The Department of Justice is out here trying to run the oldest play in the book. Get caught, get fired, and then claim you don’t owe anybody an explanation.
Former Attorney General Pam Bondi will not appear for her April 14 deposition in front of the House Oversight Committee as part of the panel’s investigation into Jeffrey Epstein, according to a spokeswoman for the committee. The DOJ told the committee she would not appear because she was subpoenaed in her capacity as attorney general and no longer serves in that role.
Translation: she got fired, and now she’s using her own firing as an excuse to not answer questions about why she deserved to be fired.
Assistant Attorney General Patrick Davis wrote House Oversight Committee Chair James Comer arguing that the subpoena sought Bondi’s testimony in her “official capacity as Attorney General, rather than her personal capacity” and that because she no longer holds that office, the subpoena “no longer obligates her to appear.”
The audacity is astronomical.
Rep. Nancy Mace Isn’t Having It
Nancy Mace, who forced the vote on the subpoena last month, told Axios: “My subpoena still stands. I did it by name, not as the sitting Attorney General.” Ranking Member Robert Garcia went even further. He said “Now that Pam Bondi has been fired, she’s trying to get out of her legal obligation to testify before the Oversight Committee about the Epstein files and the White House cover-up. Our bipartisan subpoena is to Pam Bondi, whether she is the Attorney General or not. She must come in to testify immediately, and if she defies the subpoena, we will begin contempt charges in the Congress. The survivors deserve justice.”
So What Did She Actually Do Wrong?
Let’s start at the beginning because this story is nastier than the headlines are telling you.

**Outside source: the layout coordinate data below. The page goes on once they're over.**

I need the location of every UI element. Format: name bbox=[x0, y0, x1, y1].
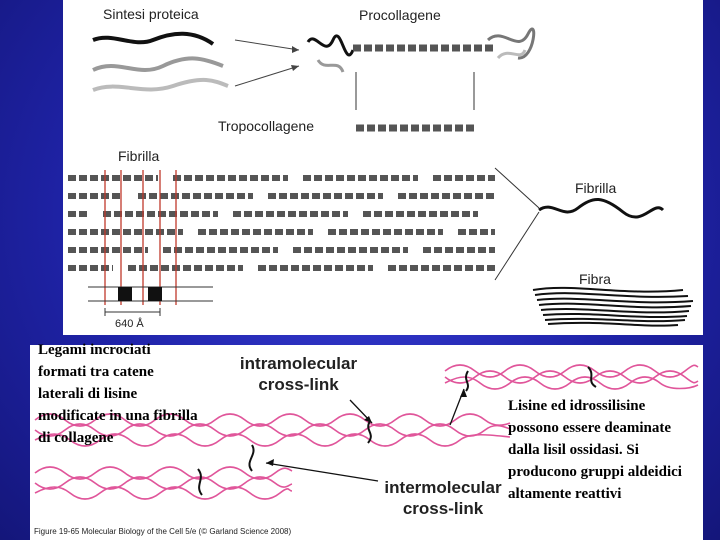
tropocollagene-label: Tropocollagene bbox=[218, 118, 314, 134]
black-chain bbox=[92, 31, 215, 46]
grey-chain bbox=[92, 56, 224, 72]
triple-helix-middle bbox=[34, 413, 511, 447]
procollagen-left bbox=[306, 34, 355, 57]
cross-link-marks bbox=[197, 366, 597, 496]
intermolecular-cross-link-label: intermolecular cross-link bbox=[384, 478, 502, 518]
scale-label: 640 Å bbox=[115, 318, 144, 330]
triple-helix-bottom bbox=[34, 466, 293, 500]
fibra-label: Fibra bbox=[579, 271, 611, 287]
period-lines bbox=[104, 170, 177, 305]
fiber-bundle bbox=[532, 286, 694, 327]
cross-link-description: Legami incrociati formati tra catene lat… bbox=[38, 342, 198, 446]
sintesi-proteica-label: Sintesi proteica bbox=[103, 6, 199, 22]
collagen-assembly-drawing bbox=[68, 27, 694, 327]
single-fibril bbox=[538, 198, 665, 219]
procollagene-label: Procollagene bbox=[359, 7, 441, 23]
fibrilla-left-label: Fibrilla bbox=[118, 148, 160, 164]
light-chain bbox=[92, 78, 229, 92]
fibrilla-array bbox=[68, 175, 495, 271]
figure-caption: Figure 19-65 Molecular Biology of the Ce… bbox=[34, 527, 292, 536]
lysine-deamination-text: Lisine ed idrossilisine possono essere d… bbox=[508, 398, 682, 502]
fibrilla-right-label: Fibrilla bbox=[575, 180, 617, 196]
cross-link-drawing bbox=[34, 364, 699, 500]
triple-helix-top bbox=[444, 364, 699, 390]
cross-link-panel: Legami incrociati formati tra catene lat… bbox=[30, 342, 703, 540]
collagen-assembly-panel: Sintesi proteica Procollagene Tropocolla… bbox=[63, 0, 703, 335]
intramolecular-cross-link-label: intramolecular cross-link bbox=[239, 354, 358, 394]
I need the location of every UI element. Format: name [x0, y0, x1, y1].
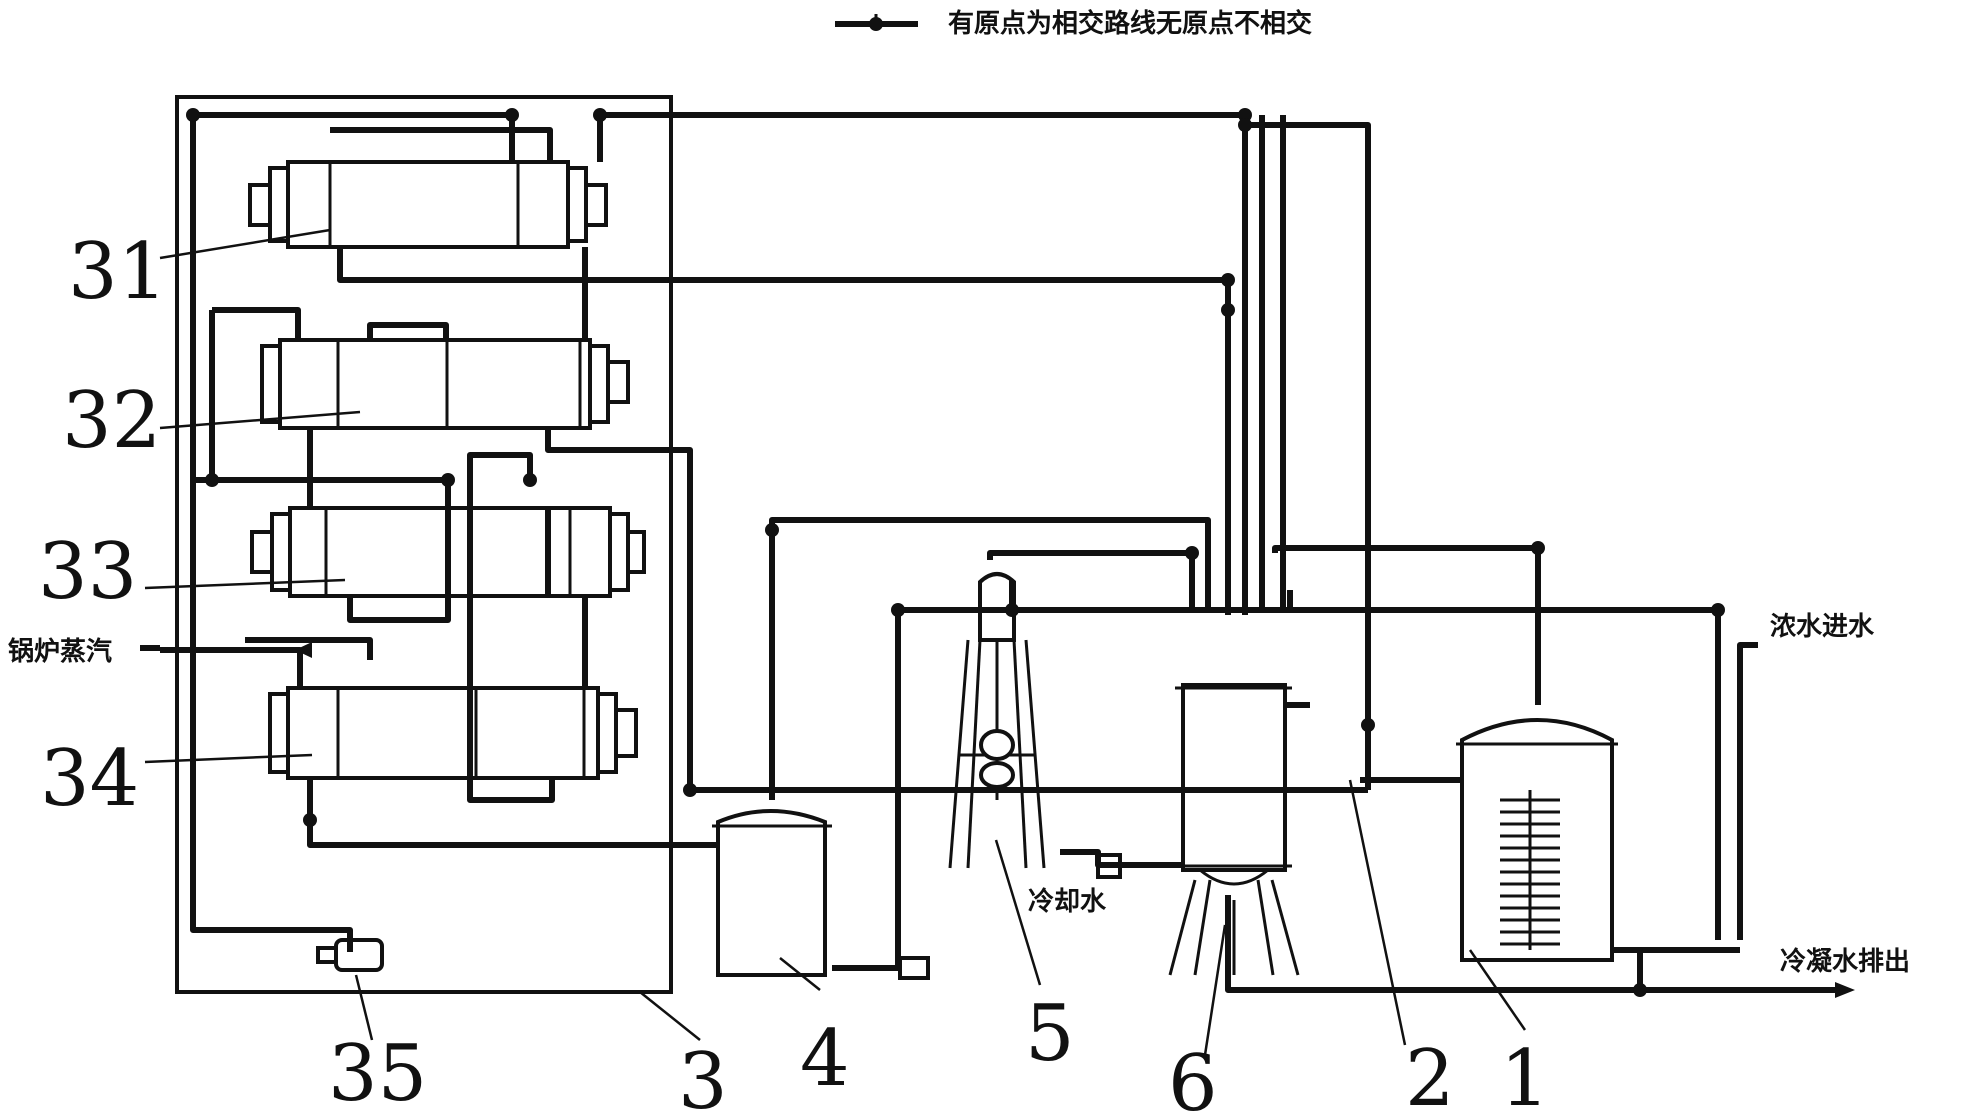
label-34: 34 [40, 734, 139, 824]
label-32: 32 [62, 376, 161, 466]
label-6: 6 [1168, 1039, 1218, 1120]
leader-lines [144, 228, 1527, 1056]
legend: 有原点为相交路线无原点不相交 [835, 8, 1312, 39]
label-1: 1 [1500, 1034, 1550, 1120]
junction-dots [186, 108, 1725, 997]
heat-exchanger-34 [268, 686, 638, 780]
label-31: 31 [68, 227, 167, 317]
label-33: 33 [38, 527, 137, 617]
evaporator-6 [1096, 683, 1300, 976]
pipe-network [140, 112, 1835, 993]
column-5 [948, 572, 1046, 869]
tank-4 [712, 809, 930, 980]
module-3-frame [175, 95, 673, 994]
coil [1500, 790, 1560, 950]
label-condensate-outlet: 冷凝水排出 [1780, 946, 1910, 977]
label-2: 2 [1405, 1034, 1455, 1120]
label-boiler-steam: 锅炉蒸汽 [8, 637, 112, 667]
label-concentrate-inlet: 浓水进水 [1770, 612, 1875, 642]
tank-1 [1456, 718, 1618, 962]
arrow-boiler-steam-in [295, 642, 312, 658]
heat-exchanger-31 [248, 160, 608, 249]
label-4: 4 [800, 1014, 850, 1104]
legend-text: 有原点为相交路线无原点不相交 [948, 8, 1312, 39]
label-35: 35 [328, 1029, 427, 1119]
label-cooling-water: 冷却水 [1028, 886, 1107, 917]
arrow-condensate-out [1835, 982, 1855, 998]
label-5: 5 [1025, 989, 1075, 1079]
label-3: 3 [678, 1037, 728, 1120]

The ordeal began early in her tenure when Bondi asserted on Fox News that a client list of sex predator Jeffrey Epstein was “sitting on my desk right now.” The comment took the White House by surprise, and Bondi later said she was referring generally to documents related to Jeffrey Epstein. But the comment had already sparked a firestorm online and fueled expectations that the department was finally ready to release long-rumored evidence that would implicate powerful men who may have abused girls alongside Epstein. The client list, however, didn’t exist, the department later said.
She went on national television, told the world a client list naming powerful predators was sitting on her desk, and it was a lie. Or a mistake. Either way, it was a disgrace.
It got worse from there. In February, she distributed “Epstein Files” binders to conservative influencers at the White House. Except the binders contained almost no new information. So she handed out props. Branding. Theater. All while millions of files sat unreleased, videos were missing, audio was missing, and logs were missing.
Despite a December court order requiring the release of all grand jury records in the Epstein case in accordance with the Epstein Files Transparency Act, roughly 2.5 million files had yet to be released.
The law required full transparency. She gave influencers empty binders.
Her Congressional Hearing Was a Complete Disaster
When Bondi testified before the House Judiciary Committee in February, she turned the inquiry into a shambles, hurling shocking personal insults at members of both parties. When Rep. Jamie Raskin argued that Bondi was not following hearing rules, Bondi replied, “You washed-up, loser lawyer. You’re not even a lawyer.”
This is the sitting Attorney General of the United States of America. Acting like that in a congressional hearing. On camera. About the most serious sex trafficking case in American history.
And Then There’s the Real Reason She Got Fired
Donald Trump for months had been discussing his frustrations with Bondi over what he believed was a failure to aggressively bring cases against his personal and political foes. One former Trump lawyer summed it up bluntly, saying Bondi “couldn’t bring Trump the bleeding heads of his enemies on a platter like he wanted.”
The DOJ’s dismissal of federal criminal prosecutions of former FBI Director James Comey and New York Attorney General Letitia James embarrassed the administration. Trump had pushed Bondi to criminally charge Comey and James, who are enemies of his.
So she was out here trying to prosecute people Trump didn’t like, failed at that too, AND bungled the biggest sex trafficking cover-up investigation of our lifetime. It is genuinely hard to do all of that at once.
The Part Nobody Is Saying Out Loud
Some members of Congress are saying the firing itself was a move. Rep. Seth Moulton suggested that Trump fired Bondi to prevent her from testifying in the House probe related to Epstein. Think about that. Fire your own attorney general one week before her scheduled deposition about Epstein, then have the DOJ argue she doesn’t have to show up because she’s no longer the AG.
The Epstein controversy became a political problem for the administration, and toward the end Bondi was largely sidelined from publicly addressing the Epstein files, with Deputy Attorney General Todd Blanche taking on a more prominent role. That same Todd Blanche is now the acting attorney general. Blanche also spearheaded talks with Epstein associate Ghislaine Maxwell, who is serving a 20-year prison sentence, and she was later quietly moved to a minimum-security prison camp in Texas.
The woman who helped traffic children for Jeffrey Epstein got transferred to a cushy prison camp after a meeting with the man who is now running the Justice Department.
60% of Americans disapprove of Trump’s handling of the Epstein files, including more than one in four Republicans.
Pam Bondi is gone. But the files are still missing. The videos are still missing. The audio is still missing. And the people with answers are still running.